I rappresentanti di Fiba Cisl, Fsac Cgil, Snfia e Uilca hanno chiesto spiegazioni in merito alle questioni poste dagli agenti della compagnia e relativamente ai problemi informatici di inizio agosto.

Le rappresentanze sindacali aziendali Fiba Cisl, Fsac Cgil, Fna, Snfia e Uilca di Groupama Assicurazioni hanno incontrato Christophe Buso, amministratore delegato della compagnia, in relazione allo stato di agitazione degli agenti.

In apertura della riunione, si legge in un comunicato, «l’amministratore delegato ha dichiarato che le recenti modifiche degli assetti manageriali di gruppo, tra cui la sostituzione del Dott.
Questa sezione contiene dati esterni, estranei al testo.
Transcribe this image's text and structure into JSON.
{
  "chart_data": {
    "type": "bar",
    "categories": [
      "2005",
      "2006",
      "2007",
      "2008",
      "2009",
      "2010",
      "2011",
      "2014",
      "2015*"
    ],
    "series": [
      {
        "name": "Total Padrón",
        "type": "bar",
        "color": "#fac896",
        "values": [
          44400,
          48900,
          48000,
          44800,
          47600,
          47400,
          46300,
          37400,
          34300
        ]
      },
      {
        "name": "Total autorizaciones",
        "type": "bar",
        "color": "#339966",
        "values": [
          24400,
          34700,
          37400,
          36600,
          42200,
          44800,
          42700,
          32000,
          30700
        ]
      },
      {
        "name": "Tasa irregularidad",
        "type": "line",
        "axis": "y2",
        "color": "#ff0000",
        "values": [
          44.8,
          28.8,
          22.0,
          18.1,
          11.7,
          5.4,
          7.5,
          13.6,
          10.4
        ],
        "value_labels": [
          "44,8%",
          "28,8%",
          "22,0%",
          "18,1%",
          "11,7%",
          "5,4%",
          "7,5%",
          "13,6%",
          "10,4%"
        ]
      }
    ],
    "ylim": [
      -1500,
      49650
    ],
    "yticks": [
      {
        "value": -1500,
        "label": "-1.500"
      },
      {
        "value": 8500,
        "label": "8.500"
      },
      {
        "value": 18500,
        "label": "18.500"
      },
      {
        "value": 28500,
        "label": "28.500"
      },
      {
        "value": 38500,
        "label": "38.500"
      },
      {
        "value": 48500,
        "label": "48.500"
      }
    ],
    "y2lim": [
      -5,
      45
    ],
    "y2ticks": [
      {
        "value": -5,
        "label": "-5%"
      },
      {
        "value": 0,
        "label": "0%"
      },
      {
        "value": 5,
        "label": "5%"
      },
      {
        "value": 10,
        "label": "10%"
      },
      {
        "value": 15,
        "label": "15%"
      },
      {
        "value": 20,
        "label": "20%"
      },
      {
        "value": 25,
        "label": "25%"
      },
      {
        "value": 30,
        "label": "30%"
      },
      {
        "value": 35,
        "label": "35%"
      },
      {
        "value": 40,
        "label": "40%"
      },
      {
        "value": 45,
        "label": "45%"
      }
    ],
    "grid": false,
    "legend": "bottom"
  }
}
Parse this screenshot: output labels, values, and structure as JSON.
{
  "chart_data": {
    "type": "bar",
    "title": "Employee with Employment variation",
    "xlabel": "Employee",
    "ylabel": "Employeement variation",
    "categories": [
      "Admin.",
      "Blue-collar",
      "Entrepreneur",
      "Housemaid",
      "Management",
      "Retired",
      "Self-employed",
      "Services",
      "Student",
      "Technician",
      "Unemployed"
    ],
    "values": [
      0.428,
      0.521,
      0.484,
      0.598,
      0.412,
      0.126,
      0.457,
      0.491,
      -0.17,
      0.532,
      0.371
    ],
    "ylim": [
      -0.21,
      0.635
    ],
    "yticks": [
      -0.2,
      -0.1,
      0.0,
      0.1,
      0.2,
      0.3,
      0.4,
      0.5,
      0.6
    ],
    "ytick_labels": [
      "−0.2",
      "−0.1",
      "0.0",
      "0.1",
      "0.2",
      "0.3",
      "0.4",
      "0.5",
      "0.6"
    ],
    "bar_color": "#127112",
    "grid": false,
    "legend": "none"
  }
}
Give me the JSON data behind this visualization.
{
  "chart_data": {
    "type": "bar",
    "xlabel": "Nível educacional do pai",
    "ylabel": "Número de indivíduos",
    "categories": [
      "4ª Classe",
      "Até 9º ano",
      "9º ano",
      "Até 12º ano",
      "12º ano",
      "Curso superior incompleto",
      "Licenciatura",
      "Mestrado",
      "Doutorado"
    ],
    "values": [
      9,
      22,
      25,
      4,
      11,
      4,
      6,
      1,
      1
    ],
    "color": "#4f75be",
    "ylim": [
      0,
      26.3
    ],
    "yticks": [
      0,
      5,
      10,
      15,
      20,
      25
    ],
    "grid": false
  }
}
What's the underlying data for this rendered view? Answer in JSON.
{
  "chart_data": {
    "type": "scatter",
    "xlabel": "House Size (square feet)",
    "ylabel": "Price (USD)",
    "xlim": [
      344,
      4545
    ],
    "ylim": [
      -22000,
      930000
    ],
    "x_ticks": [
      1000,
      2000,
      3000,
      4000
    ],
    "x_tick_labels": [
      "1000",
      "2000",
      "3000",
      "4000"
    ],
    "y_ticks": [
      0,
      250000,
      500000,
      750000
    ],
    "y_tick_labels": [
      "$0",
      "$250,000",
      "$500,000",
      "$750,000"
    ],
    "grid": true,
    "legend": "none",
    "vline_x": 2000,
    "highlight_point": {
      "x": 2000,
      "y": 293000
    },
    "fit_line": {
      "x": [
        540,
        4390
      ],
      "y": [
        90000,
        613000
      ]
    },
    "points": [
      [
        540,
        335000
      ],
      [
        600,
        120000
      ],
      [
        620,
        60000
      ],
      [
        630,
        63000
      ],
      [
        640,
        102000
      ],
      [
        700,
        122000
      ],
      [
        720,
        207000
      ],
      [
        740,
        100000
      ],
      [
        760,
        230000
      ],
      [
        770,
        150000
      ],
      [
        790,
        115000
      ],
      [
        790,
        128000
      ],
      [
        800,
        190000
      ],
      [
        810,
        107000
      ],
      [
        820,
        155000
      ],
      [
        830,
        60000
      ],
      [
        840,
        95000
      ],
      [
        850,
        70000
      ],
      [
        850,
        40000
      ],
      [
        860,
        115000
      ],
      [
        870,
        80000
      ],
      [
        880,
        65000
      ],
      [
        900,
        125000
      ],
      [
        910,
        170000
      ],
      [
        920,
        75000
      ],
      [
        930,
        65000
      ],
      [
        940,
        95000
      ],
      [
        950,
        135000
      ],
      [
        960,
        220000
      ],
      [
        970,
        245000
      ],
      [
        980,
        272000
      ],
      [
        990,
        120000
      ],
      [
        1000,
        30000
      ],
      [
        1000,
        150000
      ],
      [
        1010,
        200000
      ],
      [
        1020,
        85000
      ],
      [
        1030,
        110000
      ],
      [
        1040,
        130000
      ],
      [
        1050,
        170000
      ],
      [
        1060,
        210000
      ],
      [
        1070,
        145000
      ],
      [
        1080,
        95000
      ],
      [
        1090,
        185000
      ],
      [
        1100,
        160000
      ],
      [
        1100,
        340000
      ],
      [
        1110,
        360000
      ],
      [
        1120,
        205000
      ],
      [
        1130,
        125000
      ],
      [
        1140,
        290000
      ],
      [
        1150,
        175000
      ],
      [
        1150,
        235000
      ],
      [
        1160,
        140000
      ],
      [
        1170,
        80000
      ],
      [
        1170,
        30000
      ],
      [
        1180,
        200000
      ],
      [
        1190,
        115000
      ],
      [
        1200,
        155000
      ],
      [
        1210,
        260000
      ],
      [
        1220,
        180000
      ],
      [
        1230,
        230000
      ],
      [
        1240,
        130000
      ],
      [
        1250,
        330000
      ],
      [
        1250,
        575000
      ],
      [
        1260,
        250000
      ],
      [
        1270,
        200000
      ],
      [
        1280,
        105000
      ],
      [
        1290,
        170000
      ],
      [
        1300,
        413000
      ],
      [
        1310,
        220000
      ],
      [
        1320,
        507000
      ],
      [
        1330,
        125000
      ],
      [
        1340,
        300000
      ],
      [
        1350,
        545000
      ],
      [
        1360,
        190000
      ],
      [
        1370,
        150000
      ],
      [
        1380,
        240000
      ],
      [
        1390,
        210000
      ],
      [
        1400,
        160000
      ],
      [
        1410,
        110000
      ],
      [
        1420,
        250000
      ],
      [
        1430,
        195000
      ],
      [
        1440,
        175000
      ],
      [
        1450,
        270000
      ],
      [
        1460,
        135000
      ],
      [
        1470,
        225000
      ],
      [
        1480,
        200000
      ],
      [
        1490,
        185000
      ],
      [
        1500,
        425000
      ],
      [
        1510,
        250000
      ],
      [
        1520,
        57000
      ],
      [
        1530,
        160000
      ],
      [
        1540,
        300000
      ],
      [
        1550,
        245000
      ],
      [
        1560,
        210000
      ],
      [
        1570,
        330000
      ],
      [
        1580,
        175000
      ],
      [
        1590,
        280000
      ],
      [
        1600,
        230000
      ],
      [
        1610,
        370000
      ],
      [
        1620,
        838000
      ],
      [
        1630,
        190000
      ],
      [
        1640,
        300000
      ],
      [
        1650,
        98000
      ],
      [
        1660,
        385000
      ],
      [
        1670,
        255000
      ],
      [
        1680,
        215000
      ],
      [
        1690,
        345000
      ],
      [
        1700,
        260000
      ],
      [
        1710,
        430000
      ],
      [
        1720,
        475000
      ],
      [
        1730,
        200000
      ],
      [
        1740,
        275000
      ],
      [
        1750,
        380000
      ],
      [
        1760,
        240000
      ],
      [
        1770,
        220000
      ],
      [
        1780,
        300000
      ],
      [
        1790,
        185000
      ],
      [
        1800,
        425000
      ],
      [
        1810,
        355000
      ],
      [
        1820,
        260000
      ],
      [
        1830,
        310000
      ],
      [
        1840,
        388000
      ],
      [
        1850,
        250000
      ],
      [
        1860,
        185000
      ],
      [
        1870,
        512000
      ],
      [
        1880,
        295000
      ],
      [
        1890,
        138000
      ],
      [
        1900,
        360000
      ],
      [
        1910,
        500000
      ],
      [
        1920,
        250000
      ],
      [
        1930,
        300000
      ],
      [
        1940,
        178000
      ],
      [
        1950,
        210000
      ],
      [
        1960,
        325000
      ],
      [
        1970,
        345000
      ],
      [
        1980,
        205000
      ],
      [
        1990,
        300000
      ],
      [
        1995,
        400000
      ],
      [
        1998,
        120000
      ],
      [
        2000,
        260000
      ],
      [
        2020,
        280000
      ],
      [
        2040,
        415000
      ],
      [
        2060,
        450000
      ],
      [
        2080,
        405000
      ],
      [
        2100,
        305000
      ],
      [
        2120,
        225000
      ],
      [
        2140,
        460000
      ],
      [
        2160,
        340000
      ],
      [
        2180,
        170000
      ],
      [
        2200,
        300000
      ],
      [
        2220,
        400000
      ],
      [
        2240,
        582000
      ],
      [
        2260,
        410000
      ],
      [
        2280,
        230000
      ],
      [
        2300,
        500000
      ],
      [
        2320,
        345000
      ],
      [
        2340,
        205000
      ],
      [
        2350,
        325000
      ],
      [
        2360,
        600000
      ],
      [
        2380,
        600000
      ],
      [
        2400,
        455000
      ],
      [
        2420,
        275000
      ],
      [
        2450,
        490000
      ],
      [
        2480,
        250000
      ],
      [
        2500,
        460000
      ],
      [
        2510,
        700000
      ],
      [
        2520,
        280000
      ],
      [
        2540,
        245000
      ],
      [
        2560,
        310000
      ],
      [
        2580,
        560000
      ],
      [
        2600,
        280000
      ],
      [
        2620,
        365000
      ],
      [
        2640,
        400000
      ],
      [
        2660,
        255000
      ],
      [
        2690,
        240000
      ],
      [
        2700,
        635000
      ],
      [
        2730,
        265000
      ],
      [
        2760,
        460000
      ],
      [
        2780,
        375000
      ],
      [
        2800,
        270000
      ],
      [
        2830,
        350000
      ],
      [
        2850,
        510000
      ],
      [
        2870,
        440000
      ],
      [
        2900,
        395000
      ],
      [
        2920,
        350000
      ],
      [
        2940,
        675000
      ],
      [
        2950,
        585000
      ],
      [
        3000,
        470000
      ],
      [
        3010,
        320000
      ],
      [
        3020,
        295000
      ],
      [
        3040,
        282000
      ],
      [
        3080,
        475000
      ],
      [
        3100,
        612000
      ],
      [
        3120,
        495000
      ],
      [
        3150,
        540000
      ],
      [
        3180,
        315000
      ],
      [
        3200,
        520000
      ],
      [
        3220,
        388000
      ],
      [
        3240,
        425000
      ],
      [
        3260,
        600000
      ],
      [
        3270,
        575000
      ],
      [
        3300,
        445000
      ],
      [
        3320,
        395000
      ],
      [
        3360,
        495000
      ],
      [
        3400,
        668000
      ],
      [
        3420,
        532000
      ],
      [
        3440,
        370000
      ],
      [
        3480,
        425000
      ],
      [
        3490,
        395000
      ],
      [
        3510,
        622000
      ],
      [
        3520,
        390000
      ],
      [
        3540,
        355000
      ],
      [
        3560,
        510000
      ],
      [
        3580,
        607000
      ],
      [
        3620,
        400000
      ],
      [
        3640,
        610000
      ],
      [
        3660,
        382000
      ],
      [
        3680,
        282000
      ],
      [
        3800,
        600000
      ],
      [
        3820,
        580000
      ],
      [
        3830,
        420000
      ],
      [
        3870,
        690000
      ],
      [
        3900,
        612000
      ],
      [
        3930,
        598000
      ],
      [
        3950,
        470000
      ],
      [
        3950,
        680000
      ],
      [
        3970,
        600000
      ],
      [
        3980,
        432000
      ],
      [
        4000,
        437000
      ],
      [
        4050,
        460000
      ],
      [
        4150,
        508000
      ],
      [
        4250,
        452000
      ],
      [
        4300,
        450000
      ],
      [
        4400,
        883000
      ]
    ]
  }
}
Lefevre, non avranno ripercussioni sulla realtà italiana (salvo il cambio della figura del presidente), soprattutto in termini di aggravio o modifica del piano di risparmio a suo tempo esplicitato alle Rsa. Così come ha dichiarato che, di fatto, è terminata l’opera di dismissioni di asset da parte della capogruppo (forse resta qualche piccola realtà ma che non interessa l’Italia)».

In merito alle questioni poste dagli agenti e relativamente ai problemi informatici di inizio agosto, Buso ha sostanzialmente «confermato che sono dipesi da disfunzioni di rete, non imputabili né al sistema Nexus e né, tantomeno, ai colleghi. Al riguardo, l’amministratore delegato ha precisato che, oltre a incentivare l’opera di miglioramento delle prestazioni di Nexus, si è deciso anche di attuare soluzioni che, comunque, consentano l’operatività alle agenzie, anche nei casi di emergenza».

Le Rsa valutano «positivamente la ripresa del confronto azienda-agenti», nella speranza che «favorisca un clima disteso e collaborativo».

Le Rsa, «altrettanto positivamente, hanno preso atto delle dichiarazioni aziendali relative all’assunzione di  responsabilità nel caso in cui  le decisioni manageriali non producano i risultati attesi», e hanno «ribadito che compito dei lavoratori, dal 1° al 7° livello, è  quello di eseguire, al meglio delle proprie capacità professionali,  le direttive loro impartite sulla base di scelte industriali, scelte di cui non hanno responsabilità».